ECLI:NL:RVS:2012:BY3374

Raad van State

Datum uitspraak
14 november 2012
Publicatiedatum
5 april 2013
Zaaknummer
201205303/1/V4
Instantie
Raad van State
Type
Uitspraak
Procedures
  • Hoger beroep
Rechters
  • H.G. Lubberdink
  • A.B.M. Hent
  • N. Verheij
Vindplaatsen
  • Rechtspraak.nl
AI samenvatting door LexboostAutomatisch gegenereerd

Hoger beroep van vreemdeling tegen vrijheidsontnemende maatregel en uitzetting naar het Verenigd Koninkrijk

In deze zaak gaat het om het hoger beroep van een vreemdeling tegen een vrijheidsontnemende maatregel die aan hem was opgelegd. De vreemdeling had op 21 maart 2012 de toegang tot Nederland geweigerd gekregen en op 2 mei 2012 werd hem een vrijheidsontnemende maatregel opgelegd na een strafrechtelijke detentie. De vreemdeling trok op 3 mei 2012 zijn asielaanvraag in.
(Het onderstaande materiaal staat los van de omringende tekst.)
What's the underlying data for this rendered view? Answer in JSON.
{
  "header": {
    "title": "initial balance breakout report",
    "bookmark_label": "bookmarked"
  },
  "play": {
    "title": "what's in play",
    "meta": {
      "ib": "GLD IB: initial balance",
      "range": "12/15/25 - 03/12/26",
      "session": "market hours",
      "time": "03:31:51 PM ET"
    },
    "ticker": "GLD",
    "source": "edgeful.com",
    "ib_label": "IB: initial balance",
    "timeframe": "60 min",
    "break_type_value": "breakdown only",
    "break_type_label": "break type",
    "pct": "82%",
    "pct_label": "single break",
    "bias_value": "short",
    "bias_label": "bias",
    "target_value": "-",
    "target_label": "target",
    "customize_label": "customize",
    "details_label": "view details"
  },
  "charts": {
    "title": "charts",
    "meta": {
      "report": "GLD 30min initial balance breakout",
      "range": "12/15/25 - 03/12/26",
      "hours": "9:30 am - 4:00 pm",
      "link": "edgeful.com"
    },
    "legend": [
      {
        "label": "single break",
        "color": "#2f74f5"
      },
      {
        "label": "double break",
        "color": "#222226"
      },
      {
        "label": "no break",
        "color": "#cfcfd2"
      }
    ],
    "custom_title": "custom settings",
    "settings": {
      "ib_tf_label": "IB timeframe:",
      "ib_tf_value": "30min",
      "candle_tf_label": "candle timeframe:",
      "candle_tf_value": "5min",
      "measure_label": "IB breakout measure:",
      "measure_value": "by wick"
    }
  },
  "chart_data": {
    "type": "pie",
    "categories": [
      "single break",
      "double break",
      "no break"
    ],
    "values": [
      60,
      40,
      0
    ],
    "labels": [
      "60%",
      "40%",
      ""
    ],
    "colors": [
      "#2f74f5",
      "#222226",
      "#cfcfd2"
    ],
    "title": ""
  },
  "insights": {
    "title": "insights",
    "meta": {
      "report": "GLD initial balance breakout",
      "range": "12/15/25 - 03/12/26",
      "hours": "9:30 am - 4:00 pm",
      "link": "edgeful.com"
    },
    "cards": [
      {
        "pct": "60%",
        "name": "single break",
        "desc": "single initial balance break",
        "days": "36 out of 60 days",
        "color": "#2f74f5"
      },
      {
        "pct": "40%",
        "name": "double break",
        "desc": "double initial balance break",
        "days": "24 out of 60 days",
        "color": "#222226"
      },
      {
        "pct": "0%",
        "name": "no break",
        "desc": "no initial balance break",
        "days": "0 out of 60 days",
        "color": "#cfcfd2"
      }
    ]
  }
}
Op 11 mei 2012 vond er een vertrekgesprek plaats, maar de Dienst Terugkeer en Vertrek (DT&V) had het dossier van de vreemdeling nog niet ontvangen. De autoriteiten van het Verenigd Koninkrijk hadden echter al vóór de vrijheidsontnemende maatregel ingestemd met de overdracht van de vreemdeling aan dat land.

De vreemdeling stelde dat de staatssecretaris onvoldoende voortvarend had gehandeld in de voorbereiding van zijn uitzetting. De rechtbank had eerder het beroep van de vreemdeling ongegrond verklaard, maar de Afdeling bestuursrechtspraak van de Raad van State oordeelde dat de staatssecretaris niet tijdig had gehandeld. De Afdeling vernietigde de uitspraak van de rechtbank en verklaarde het beroep van de vreemdeling gegrond. De vrijheidsontnemende maatregel was vanaf de dag na de intrekking van de asielaanvraag niet langer gerechtvaardigd.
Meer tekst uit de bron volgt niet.